Mitophagy is a process used for the removal of fragmented mitochondria, and detailed mechanism of mitophagy is discussed in a recent review (79). Briefly, mitophagy is triggered by outer membrane receptor proteins (e.g., NIX/BNIP3L, BNIP3, and FUNDC) that have a classic motif to bind directly to microtubule associated light chain 3 (LC3) and initiate mitophagy (100). Mitophagy is also initiated by the PTEN-induced kinase 1 (PINK1)/Parkin. Loss of membrane potential in damaged mitochondria supports the accumulation of unprocessed PINK1 on the outer membrane surface where it recruits cytosolic Parkin to promote ubiquitin dependent mitophagy through interaction with LC3 protein (101).
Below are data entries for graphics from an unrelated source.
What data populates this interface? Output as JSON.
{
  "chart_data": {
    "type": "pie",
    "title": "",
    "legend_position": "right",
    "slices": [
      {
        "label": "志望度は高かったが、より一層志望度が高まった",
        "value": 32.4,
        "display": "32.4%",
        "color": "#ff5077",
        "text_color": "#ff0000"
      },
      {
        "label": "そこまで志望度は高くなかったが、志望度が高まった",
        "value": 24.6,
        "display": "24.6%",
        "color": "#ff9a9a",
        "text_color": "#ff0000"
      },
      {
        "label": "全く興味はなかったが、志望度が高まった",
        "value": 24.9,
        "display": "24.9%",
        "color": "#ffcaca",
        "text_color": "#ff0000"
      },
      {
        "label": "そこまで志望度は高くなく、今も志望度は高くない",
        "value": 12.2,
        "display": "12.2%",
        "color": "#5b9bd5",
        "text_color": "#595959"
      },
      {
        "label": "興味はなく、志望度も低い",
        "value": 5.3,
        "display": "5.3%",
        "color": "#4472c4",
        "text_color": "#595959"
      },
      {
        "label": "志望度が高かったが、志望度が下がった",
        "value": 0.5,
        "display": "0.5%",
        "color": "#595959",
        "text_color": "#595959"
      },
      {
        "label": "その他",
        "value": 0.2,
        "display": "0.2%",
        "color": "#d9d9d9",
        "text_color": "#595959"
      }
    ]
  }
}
In context to cell damage caused by invading and intracellular microbes, autophagy/mitophagy act as important defense systems to establish homeostasis in stressful cellular environment. Indeed, inhibition of mitophagy by 3-methyladenine resulted in Mφ polarization towards M1 phenotype (102), while rapamycin mediated induction of autophagy suppressed the mtROS and NLRP3 inflammasome activation and favored Mφ polarization towards M2 phenotype (102, 103). Further, PINK1 depletion enhanced the LPS/IFN-γ stimulated proinflammatory phenotype in microglial cells (104), and adoptive transfer of Pink1-deficient bone marrow promoted Mφ proinflammatory activation, which favored pathogen clearance and increased survival in a murine model of polymicrobial infection (8). However, PINK1 was required to trigger the RIG-I-mediated innate immune responses in Mφ infected with respiratory syncytial and herpes simplex viruses (105), and Parkin-deficiency increased the susceptibility of mice to intracellular pathogenic bacteria (e.g., M. tuberculosis, S. typhimurium, L. monocytogenes, and Pseudomonas aeruginosa (106, 107). Likewise, autophagy activation by isoniazid and bedaquiline treatment impaired the mycobacterial phagosome escape in Mφ, suggesting that drugs favoring autophagy would enhance bacterial clearance (108). These studies highlight that mitophagy has important and diverse roles in modulating the innate immunity against pathogens.